Beetroot shakshuka is a winner for breaky
Danny says: “I use A small cast iron skillet, however any small frying pan with a metal handle or oven safe Terracotta pot will be fine.
“Here I have gone for a more a Turkish influence, we are so blessed in London to be able to find these wonderful Turkish ingredients. To get the Pepper Paste, Pomegranate Molasses and Labneh head to your local Turkish supermarket. I’ve included Rose Harissa, which is a marvelous thing, you can find that from Belazu, online.”
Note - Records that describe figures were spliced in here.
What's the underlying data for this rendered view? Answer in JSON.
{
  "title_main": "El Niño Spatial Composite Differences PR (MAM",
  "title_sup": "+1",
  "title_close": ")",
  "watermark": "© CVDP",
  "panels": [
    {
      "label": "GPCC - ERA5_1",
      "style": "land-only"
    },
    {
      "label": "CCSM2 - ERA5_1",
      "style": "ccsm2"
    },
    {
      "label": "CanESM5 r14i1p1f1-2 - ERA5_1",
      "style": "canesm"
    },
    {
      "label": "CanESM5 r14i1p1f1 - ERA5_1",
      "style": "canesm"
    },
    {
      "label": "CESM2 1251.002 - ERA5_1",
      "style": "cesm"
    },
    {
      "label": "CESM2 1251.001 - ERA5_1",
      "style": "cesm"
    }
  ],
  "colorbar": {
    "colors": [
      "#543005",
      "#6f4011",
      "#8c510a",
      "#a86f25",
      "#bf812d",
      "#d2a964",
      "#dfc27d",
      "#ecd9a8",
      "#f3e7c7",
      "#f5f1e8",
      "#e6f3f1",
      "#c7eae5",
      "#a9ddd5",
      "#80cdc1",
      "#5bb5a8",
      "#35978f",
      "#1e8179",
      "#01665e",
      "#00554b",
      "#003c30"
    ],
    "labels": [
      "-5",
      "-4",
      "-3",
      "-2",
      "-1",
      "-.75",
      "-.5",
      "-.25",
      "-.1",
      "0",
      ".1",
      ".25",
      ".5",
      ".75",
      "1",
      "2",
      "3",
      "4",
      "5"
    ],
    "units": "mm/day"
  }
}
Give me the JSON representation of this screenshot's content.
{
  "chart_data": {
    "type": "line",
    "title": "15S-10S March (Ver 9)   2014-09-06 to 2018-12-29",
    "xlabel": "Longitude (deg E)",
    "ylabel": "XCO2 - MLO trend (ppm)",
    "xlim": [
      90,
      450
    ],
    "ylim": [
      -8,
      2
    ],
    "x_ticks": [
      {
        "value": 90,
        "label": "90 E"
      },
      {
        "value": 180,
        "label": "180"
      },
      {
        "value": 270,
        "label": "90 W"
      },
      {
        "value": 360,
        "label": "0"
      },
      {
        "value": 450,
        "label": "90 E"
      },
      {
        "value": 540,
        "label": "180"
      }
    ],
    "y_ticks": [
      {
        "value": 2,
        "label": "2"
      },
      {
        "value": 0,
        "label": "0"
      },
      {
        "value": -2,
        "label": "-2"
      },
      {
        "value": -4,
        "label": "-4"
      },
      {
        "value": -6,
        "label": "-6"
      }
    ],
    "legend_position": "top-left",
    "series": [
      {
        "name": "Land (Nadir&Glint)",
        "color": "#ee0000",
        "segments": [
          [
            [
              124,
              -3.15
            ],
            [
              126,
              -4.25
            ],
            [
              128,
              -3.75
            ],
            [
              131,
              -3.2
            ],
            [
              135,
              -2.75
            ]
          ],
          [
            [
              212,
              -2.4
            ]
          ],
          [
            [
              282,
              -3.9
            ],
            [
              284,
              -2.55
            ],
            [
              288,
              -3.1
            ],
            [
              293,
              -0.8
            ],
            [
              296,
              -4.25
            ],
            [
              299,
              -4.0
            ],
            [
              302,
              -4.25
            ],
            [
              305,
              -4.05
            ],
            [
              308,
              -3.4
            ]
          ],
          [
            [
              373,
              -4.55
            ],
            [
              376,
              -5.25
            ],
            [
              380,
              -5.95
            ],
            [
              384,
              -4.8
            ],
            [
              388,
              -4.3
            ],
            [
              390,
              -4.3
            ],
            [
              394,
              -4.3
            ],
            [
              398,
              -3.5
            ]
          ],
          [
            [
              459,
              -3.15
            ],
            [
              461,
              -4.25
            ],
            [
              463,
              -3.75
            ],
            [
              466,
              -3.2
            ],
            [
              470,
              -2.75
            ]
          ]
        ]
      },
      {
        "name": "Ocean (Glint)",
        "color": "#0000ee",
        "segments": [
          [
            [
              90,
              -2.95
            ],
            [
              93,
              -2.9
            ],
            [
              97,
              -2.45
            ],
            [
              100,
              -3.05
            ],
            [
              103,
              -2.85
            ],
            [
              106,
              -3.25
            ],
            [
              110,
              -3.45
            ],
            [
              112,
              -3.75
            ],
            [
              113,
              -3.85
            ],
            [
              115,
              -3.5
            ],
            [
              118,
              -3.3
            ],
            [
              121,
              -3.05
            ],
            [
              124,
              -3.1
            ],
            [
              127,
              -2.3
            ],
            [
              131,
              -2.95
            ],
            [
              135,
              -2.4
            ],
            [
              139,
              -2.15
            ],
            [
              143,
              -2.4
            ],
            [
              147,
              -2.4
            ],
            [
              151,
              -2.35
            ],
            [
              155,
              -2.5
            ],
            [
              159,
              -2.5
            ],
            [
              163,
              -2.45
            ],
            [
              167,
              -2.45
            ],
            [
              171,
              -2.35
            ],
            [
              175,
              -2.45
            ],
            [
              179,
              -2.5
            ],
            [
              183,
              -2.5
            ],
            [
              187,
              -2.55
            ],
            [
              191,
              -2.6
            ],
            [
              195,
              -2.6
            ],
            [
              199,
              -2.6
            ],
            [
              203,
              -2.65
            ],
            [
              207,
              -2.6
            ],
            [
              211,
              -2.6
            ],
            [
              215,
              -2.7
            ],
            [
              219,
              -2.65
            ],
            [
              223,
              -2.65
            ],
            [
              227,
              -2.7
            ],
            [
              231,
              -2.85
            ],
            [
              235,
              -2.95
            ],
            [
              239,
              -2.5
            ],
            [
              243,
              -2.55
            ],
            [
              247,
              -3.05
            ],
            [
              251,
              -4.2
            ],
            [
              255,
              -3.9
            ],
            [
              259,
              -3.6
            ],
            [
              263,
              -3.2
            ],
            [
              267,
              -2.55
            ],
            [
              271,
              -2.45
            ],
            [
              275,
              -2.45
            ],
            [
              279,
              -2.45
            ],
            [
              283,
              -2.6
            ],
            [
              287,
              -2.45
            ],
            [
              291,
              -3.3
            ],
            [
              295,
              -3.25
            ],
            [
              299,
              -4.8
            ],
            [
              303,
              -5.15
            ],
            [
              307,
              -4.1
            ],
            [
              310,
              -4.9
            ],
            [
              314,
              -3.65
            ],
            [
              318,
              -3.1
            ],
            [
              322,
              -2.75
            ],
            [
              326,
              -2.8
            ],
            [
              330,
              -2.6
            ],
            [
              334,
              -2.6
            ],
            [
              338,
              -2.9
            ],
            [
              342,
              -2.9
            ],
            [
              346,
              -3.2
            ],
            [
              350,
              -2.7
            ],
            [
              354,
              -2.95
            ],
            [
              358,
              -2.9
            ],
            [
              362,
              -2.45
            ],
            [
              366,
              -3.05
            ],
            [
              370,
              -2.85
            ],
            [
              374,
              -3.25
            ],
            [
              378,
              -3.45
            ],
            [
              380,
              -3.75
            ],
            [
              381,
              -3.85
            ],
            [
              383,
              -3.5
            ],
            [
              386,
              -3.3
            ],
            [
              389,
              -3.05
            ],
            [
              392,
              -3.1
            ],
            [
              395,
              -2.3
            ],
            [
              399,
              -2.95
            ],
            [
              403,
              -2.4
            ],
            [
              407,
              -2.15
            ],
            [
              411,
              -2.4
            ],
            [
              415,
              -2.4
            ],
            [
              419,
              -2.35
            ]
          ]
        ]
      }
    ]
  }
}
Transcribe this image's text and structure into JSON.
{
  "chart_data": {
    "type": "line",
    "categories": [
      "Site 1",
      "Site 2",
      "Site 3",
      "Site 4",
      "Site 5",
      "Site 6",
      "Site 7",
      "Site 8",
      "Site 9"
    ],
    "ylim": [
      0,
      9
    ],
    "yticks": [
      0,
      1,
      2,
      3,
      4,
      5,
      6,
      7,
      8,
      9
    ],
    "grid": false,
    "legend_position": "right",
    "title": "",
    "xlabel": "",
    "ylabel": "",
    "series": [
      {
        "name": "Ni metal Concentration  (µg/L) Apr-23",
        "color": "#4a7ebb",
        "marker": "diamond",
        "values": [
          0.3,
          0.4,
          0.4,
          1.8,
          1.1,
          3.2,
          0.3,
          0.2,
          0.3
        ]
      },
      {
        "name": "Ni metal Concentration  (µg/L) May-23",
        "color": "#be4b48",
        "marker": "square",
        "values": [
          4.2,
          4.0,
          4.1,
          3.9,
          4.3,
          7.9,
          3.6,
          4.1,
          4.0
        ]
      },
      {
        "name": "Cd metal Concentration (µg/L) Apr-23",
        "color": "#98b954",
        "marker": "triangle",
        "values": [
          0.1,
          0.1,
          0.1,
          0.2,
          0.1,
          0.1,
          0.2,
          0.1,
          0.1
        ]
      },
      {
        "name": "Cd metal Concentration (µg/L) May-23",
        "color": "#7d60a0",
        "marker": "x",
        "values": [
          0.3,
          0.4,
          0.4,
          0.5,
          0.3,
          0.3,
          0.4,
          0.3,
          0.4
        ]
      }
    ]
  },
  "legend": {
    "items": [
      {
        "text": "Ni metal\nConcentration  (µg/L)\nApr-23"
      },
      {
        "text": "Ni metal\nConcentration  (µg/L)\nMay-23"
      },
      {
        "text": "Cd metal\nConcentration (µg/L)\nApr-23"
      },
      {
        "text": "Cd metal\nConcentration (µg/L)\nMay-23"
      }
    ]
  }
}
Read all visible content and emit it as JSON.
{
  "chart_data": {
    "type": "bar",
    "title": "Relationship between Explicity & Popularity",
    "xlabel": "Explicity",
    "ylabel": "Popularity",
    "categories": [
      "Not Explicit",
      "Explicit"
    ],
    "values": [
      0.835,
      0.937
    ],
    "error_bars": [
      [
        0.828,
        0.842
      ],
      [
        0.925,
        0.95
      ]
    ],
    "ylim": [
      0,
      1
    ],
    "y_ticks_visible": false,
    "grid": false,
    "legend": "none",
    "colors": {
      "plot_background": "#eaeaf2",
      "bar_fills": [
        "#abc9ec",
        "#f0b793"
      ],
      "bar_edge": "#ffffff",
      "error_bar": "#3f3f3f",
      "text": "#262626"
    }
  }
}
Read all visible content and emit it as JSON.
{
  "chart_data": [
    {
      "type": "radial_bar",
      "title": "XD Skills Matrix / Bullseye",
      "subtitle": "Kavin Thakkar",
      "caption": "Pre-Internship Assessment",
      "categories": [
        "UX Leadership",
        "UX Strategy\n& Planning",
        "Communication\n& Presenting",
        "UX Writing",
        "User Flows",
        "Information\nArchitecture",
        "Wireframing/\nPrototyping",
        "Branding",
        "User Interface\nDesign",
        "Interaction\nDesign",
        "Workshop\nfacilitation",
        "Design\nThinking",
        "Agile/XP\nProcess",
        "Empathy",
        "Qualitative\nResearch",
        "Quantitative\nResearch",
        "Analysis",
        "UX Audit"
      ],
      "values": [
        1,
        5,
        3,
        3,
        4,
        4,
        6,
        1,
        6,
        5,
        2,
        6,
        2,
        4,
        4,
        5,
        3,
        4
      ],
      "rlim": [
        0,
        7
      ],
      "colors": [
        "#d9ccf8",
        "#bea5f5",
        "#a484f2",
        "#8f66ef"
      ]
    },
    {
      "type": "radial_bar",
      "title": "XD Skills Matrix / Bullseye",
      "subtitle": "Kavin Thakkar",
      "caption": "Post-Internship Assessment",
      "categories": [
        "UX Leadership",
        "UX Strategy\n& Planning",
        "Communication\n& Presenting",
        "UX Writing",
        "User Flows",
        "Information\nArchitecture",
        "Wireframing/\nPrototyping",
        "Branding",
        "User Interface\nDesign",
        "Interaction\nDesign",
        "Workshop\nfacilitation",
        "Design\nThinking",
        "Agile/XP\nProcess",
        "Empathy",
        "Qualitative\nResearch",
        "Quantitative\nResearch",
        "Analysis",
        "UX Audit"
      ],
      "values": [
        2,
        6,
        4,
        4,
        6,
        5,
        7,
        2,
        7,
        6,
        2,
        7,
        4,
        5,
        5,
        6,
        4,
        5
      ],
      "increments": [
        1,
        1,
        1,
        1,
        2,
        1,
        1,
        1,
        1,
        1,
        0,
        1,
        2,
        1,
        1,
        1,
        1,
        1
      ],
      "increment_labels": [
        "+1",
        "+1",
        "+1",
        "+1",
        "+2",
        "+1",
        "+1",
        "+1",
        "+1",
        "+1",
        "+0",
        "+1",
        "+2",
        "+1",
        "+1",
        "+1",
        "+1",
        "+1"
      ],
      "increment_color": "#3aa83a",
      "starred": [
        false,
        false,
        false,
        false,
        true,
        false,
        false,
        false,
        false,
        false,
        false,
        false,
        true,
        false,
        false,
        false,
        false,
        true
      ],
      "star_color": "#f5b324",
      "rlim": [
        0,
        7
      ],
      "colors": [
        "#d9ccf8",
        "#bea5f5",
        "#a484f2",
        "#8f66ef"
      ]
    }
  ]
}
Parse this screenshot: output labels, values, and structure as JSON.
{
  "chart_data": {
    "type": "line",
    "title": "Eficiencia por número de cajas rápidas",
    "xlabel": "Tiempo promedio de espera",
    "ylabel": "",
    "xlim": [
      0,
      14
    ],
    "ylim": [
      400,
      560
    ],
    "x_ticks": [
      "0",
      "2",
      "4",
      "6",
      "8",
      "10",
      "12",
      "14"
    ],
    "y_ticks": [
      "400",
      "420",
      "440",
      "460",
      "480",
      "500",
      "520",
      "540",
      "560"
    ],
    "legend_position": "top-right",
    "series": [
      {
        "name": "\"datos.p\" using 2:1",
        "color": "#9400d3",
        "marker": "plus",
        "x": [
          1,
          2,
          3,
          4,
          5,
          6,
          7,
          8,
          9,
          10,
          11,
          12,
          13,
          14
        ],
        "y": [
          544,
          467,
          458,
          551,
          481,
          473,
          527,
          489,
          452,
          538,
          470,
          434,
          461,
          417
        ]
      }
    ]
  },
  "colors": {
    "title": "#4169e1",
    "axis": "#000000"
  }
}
2 tblsp extra Virgin Olive Oil
4 cloves garlic, Peeled and halved
1 onion, diced
6 chard leaves, washed, sliced 2cm width ways
4 Beetroots washed, peeled and coarsely grated
2 red chillies, deseeded and diced.
Pinch of fresh Thyme
1 tsp Cumin seeds, toasted and ground
1 tsp Coriander seeds, toasted and ground
2 tsp Pomegranate Molasses
2 tsp Pepper paste
2 tsp Rose harrisa
Good pinch of salt
Coriander to serve
Fresh sourdough, toasted.
Preheat your oven to 165c.
Start by slicing your Tomatoes in half and tossing them in in Olive Oil, Thyme and Sea Salt and place them on a tray with parchment paper and in the oven for 35mins until the edges are starting to caramelise.
In a frying pan, sweat your onions and garlic in Olive oil till nice and soft, add the grated Beetroots and cook till it’s started to caramelise.
Turn the heat down to low and add chilli and your spices, cook them out for 3 mins then add your Pepper paste, Pomegranate Molasses and water, simmer for an additional 10 mins.
Add the Chard and cook till tender. Mix your Rose Harrisa and Tomatoes through at this point, careful not to break them up too much. Season to taste.
Turn oven up to 190c
Spoon you Beet mix into your serving skillets making sure its lovely and moist. Put them on a medium heat.
Make two wells in your mixture and carefull crack your eggs into them. Season the yolks with salt and pepper. Bring the pan to a gentle simmer for 2 minutes and put in the oven for a further 7 minutes, so the yolks are still runny.
Take out of the oven and finish with a spoon of Labneh and some Corriander leaves. Serve with sourdough toast.